Ich betrachte die Karte, die er mir dieses Mal in die Hand gedrückt hat. Es ist eine uralte Drucksache mit der Aufforderung, an der Preußischen Kassenlotterie teilzunehmen; ein blödsinniger Witz heute, in der Inflation. Roth muß sie irgendwo aus einem Papierkorb gefischt haben; sie ist an einen Schlächter Sack gerichtet, der lange tot ist.»Danke vielmals«, sage ich.»Das ist eine rechte Freude!«

Roth nickt.»Sie kommen jetzt bald heim aus Rußland, unsere Soldaten.«

»Ja, natürlich.«

»Sie kommen alle heim. Es dauert nur etwas lange. Rußland ist so groß.«

»Ihre Söhne auch, hoffe ich.«

Roths verwaschene Augen beleben sich.»Ja, meine auch. Ich habe schon Nachricht.«

»Noch einmal vielen Dank«, sage ich.

Roth lächelt, ohne mich anzusehen, und geht weiter.
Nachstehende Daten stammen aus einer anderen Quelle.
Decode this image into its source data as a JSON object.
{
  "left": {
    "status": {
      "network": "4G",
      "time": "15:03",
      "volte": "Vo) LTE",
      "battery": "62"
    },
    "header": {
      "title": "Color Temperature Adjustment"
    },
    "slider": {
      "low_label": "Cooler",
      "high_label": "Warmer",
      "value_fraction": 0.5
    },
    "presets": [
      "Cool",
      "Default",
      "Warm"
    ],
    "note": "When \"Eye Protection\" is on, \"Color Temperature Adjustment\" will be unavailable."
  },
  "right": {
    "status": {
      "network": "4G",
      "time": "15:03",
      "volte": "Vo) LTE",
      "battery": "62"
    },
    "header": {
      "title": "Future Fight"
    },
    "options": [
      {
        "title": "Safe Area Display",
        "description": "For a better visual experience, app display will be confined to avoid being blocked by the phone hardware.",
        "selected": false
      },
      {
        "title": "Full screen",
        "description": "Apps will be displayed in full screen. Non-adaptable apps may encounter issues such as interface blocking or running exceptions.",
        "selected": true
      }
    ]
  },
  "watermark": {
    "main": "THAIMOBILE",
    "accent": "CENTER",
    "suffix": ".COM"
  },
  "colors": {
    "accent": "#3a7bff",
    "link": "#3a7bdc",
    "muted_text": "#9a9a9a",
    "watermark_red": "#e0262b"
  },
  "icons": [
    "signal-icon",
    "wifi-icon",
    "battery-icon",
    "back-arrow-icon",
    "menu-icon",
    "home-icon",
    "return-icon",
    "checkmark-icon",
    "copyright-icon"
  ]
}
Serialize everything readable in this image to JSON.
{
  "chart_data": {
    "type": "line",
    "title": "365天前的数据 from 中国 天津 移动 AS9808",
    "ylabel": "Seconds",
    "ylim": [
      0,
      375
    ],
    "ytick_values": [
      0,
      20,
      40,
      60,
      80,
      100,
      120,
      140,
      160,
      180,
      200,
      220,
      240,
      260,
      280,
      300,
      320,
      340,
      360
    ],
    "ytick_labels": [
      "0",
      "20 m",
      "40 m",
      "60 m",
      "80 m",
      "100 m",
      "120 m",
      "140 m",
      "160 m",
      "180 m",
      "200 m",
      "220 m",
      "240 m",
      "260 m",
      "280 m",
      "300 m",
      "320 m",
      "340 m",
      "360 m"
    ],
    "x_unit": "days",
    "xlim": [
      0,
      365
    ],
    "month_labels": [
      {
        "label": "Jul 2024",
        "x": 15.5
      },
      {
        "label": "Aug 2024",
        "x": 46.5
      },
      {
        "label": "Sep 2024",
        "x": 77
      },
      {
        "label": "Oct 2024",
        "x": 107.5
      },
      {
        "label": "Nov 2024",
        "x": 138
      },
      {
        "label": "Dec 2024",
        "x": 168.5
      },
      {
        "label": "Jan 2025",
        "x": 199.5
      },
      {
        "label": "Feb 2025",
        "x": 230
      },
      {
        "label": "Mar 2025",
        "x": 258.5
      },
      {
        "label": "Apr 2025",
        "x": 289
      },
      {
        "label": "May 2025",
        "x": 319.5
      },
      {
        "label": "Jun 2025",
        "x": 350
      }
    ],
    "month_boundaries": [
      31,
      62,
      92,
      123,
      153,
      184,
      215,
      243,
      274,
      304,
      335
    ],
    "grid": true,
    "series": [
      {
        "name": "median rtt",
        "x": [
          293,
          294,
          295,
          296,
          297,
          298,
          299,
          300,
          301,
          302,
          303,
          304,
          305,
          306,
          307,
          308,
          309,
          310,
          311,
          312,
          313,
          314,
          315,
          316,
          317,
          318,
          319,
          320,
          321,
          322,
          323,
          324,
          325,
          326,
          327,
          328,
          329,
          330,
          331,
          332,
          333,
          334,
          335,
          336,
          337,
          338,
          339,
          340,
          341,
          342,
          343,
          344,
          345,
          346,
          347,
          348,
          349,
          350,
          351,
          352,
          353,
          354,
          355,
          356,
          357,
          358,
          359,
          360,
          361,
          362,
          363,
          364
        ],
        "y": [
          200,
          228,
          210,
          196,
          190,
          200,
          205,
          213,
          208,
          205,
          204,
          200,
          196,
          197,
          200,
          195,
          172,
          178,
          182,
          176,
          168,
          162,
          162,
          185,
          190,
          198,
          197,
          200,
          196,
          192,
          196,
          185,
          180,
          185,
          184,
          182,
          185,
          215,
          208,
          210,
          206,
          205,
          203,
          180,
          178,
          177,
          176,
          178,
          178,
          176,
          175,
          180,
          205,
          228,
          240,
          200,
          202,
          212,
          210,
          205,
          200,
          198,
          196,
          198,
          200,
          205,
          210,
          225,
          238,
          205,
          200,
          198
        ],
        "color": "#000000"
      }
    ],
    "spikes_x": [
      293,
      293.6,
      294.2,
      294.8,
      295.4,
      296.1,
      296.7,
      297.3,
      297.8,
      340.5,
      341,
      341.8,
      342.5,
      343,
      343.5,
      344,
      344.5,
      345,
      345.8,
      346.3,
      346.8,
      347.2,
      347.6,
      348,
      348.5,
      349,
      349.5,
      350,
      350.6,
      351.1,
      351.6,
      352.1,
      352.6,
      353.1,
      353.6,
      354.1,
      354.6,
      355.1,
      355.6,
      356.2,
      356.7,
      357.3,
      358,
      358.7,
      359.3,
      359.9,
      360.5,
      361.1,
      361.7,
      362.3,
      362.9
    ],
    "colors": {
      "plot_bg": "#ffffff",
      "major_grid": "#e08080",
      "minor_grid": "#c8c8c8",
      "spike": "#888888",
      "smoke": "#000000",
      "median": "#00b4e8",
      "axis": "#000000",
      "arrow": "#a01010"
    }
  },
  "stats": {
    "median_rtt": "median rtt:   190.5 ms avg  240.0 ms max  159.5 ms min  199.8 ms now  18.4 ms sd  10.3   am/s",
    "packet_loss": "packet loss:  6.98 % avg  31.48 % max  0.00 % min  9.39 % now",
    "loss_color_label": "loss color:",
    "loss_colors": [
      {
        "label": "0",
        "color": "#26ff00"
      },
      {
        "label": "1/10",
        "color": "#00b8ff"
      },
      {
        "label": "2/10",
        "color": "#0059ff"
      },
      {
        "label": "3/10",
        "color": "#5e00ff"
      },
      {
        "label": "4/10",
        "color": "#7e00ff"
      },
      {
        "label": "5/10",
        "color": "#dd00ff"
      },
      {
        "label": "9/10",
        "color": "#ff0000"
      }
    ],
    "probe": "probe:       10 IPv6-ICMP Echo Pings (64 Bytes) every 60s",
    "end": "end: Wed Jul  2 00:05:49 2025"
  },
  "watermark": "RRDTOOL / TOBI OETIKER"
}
Die Postverwaltung hat anfangs versucht, ihn von seinen Gängen abzuhalten, und sogar seine Einsperrung beantragt; doch die Leute haben sich widersetzt, und man läßt ihn jetzt in Ruhe. In einer rechtspolitischen Kneipe sind allerdings ein paar Stammgäste vor kurzem einmal auf die Idee gekommen, Roth mit Briefen, in denen unflätige Beschimpfungen standen, zu politischen Gegnern zu schicken – ebenso mit zweideutigen Briefen zu alleinstehenden Frauen. Sie fanden das zwerchfellerschütternd. Auch Heinrich Kroll fand, es sei kerniger, volkstümlicher Humor. Heinrich ist in der Kneipe, unter seinesgleichen, überhaupt ein ganz anderer Mann als bei uns; er gilt da sogar als Witzbold.